San Diego State University President Sally Roush announced Thursday that she has decided to keep the university’s Aztec moniker and iconic Aztec Warrior, but the latter would be a “spirit leader” instead of a mascot.
“The use of the Aztec moniker will continue. It is a source of pride for the collective majority of those who responded to the surveys or volunteered their views,” she said in a letter to the SDSU community.
“The Aztec Warrior, similarly a source of pride for the collective majority, will be retained, but as spirit leader, not mascot,” she said, adding that there would be “immediate and visible changes in demeanor to achieve a respectful portrayal of a powerful figure from Aztec culture.”

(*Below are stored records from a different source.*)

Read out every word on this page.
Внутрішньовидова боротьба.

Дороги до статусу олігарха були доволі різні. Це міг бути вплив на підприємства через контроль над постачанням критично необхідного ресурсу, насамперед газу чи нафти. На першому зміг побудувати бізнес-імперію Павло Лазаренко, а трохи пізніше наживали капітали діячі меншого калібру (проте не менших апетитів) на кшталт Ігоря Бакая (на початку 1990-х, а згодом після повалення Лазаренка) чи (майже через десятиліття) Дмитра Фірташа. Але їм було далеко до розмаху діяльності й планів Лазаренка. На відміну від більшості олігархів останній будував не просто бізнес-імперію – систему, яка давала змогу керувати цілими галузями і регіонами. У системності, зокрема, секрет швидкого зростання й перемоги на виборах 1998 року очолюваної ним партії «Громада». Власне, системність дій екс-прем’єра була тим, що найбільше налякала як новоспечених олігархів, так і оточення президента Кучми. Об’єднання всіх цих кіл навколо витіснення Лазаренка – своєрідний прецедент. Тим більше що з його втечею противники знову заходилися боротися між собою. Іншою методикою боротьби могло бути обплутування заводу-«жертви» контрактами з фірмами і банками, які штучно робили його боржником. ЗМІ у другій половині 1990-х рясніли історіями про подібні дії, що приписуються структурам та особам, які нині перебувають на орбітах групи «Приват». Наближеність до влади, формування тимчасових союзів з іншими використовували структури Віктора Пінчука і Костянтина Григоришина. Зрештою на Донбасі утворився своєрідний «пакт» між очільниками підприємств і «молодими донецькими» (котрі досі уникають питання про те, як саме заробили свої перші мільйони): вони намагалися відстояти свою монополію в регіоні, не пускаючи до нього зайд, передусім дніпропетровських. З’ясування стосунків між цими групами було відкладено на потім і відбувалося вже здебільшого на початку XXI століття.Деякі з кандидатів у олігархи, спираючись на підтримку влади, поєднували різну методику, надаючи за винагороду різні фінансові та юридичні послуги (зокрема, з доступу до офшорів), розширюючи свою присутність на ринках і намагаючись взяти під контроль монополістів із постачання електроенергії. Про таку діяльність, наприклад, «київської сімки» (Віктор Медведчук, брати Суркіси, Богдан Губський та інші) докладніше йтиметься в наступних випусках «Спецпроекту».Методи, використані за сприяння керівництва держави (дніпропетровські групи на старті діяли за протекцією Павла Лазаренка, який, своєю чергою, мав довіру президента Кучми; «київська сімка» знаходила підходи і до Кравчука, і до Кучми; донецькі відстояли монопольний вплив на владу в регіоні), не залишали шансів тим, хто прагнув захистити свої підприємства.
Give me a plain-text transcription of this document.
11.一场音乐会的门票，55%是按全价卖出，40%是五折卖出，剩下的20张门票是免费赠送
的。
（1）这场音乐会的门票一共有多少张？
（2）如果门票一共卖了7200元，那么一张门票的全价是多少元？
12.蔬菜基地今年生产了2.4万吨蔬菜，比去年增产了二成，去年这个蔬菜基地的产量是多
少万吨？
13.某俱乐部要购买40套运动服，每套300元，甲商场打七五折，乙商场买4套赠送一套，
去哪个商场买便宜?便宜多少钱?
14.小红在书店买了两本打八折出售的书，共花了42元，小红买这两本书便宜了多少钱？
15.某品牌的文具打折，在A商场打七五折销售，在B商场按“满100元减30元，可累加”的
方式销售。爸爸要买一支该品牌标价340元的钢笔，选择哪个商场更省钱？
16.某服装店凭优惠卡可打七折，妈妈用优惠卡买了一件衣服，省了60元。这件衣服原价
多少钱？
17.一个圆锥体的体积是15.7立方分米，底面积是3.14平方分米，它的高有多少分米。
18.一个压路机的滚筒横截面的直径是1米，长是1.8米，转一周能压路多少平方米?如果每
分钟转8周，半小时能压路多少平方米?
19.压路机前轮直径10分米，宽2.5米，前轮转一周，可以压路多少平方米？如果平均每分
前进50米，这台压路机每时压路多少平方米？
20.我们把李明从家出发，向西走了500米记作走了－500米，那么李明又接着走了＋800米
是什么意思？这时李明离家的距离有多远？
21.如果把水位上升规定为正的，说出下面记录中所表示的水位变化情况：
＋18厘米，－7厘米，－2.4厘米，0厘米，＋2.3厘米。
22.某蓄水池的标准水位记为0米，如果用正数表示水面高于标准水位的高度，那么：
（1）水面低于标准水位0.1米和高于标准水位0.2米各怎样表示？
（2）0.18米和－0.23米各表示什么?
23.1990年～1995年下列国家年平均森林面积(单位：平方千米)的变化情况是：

Roush said that in continuing to use the Aztec name and warrior symbolism, the university will “embrace and teach positive elements” of the ancient Mexican civilization.
She also promised to rename the university’s awards to avoid the use of “Monty” and “Zuma” nicknames, which she deemed inappropriate.
The university president was responding to a faculty senate resolution from last November that sought to eliminate the Aztec warrior. She formed a 17-member task force to study the situation.
Roush noted that 13,000 students and alumni responded to a survey with opinions covering the spectrum from complete elimination of both to no change.
Following the decision, the university will set up a governing authority with a full-time curator to avoid unintentional disrespect in the use of Aztec symbolism.